Sementara itu, saat kami menanyakan dilapangan, pekerja diam dan tidak tahu menahu lantas kalau terjadi cidera siapa yang bertanggung jawab penuh?

Ia juga menambahkan bahwa pihak penyedia jasa perlu meningkatkan pengawasan internal agar pelaksanaan K3 benar-benar berjalan secara efektif.

Mengenai hal ini awak media menghubungi pak agung Mayangkara selaku pekerja PUPR Tuban, tapi tak diindahkan.

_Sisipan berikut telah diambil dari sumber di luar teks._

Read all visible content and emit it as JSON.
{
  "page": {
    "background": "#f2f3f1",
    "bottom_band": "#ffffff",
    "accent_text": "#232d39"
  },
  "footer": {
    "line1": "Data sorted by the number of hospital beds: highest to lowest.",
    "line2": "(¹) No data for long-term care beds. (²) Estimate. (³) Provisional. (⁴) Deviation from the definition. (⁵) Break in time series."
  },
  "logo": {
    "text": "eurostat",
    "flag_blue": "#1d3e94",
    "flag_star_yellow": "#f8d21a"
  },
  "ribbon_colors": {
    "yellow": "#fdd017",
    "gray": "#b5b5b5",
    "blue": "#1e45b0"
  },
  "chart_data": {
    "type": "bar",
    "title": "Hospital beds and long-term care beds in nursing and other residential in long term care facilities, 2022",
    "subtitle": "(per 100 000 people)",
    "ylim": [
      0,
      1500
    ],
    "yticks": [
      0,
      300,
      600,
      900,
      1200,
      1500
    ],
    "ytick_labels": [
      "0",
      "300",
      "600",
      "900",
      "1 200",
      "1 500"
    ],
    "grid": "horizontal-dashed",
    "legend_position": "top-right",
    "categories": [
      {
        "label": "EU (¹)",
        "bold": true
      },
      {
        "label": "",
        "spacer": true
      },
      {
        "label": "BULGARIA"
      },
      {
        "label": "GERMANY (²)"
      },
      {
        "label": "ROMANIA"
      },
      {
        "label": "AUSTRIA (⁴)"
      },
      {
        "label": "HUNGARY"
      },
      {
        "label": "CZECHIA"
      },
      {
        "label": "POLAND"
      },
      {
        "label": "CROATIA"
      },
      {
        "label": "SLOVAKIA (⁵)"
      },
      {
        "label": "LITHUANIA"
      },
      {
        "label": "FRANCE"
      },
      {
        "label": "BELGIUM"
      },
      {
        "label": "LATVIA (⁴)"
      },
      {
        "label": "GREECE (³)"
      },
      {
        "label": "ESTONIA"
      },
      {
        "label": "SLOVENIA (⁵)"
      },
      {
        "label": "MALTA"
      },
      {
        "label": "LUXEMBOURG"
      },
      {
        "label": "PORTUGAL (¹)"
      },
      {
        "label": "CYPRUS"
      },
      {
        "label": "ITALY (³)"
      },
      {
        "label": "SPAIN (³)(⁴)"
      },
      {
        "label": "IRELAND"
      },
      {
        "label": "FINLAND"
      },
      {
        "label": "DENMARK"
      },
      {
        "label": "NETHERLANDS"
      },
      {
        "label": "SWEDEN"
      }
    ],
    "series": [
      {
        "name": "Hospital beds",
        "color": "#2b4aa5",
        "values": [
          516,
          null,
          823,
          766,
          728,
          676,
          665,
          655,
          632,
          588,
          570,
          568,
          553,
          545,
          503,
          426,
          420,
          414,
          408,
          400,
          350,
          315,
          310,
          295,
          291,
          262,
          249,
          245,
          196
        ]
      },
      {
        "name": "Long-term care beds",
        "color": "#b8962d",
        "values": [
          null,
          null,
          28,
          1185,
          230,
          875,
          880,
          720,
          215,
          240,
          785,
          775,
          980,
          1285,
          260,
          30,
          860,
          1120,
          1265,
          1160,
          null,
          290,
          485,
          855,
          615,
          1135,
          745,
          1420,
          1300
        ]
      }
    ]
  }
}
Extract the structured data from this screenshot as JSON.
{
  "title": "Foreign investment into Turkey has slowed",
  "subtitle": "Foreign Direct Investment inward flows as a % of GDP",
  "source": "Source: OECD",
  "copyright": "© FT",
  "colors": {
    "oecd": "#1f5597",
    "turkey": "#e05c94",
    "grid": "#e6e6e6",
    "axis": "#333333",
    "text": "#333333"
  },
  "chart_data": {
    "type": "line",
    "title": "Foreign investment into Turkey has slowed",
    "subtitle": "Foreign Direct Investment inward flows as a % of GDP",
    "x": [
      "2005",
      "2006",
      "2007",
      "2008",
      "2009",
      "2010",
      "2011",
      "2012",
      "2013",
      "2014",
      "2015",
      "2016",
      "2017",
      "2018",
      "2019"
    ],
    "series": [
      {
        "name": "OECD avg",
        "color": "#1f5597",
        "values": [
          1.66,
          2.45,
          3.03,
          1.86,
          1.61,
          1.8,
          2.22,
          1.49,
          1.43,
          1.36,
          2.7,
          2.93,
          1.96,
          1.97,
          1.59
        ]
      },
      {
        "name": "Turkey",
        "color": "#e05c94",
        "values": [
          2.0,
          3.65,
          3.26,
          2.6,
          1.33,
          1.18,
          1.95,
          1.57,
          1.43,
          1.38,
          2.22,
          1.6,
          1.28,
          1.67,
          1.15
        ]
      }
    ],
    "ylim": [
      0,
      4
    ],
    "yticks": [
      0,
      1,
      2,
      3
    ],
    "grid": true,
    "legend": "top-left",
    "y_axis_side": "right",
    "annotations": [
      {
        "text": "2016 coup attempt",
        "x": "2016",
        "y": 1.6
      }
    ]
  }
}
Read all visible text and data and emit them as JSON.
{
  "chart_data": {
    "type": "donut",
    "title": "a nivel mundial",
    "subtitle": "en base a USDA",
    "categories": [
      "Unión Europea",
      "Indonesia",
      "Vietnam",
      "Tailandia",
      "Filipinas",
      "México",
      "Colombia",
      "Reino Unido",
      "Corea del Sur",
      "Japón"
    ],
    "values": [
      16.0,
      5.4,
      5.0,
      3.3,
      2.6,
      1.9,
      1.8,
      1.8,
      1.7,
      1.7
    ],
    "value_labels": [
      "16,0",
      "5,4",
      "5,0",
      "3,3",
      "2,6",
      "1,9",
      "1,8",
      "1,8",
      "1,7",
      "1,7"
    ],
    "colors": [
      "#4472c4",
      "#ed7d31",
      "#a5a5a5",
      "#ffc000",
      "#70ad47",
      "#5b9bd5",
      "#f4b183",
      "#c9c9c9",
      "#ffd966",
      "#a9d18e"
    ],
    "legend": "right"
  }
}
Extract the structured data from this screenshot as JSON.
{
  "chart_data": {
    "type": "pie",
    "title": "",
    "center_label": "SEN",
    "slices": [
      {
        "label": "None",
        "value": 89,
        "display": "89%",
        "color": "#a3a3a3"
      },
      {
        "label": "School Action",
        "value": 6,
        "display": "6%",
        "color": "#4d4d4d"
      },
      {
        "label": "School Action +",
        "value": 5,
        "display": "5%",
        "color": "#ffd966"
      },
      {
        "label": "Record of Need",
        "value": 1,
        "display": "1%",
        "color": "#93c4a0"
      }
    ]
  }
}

Kami mau menanyakan perihal papan informasi yang tak terpasang, masalah K3 yang selalu disepelehkan dan masalah jembatan darurat atau jembatan sementara, karena ini sangat merugikan ekonomi rakyat, karena jalan ini jalan besar yang menghubungkan dengan desa, dan mustahil jika harus putar balik.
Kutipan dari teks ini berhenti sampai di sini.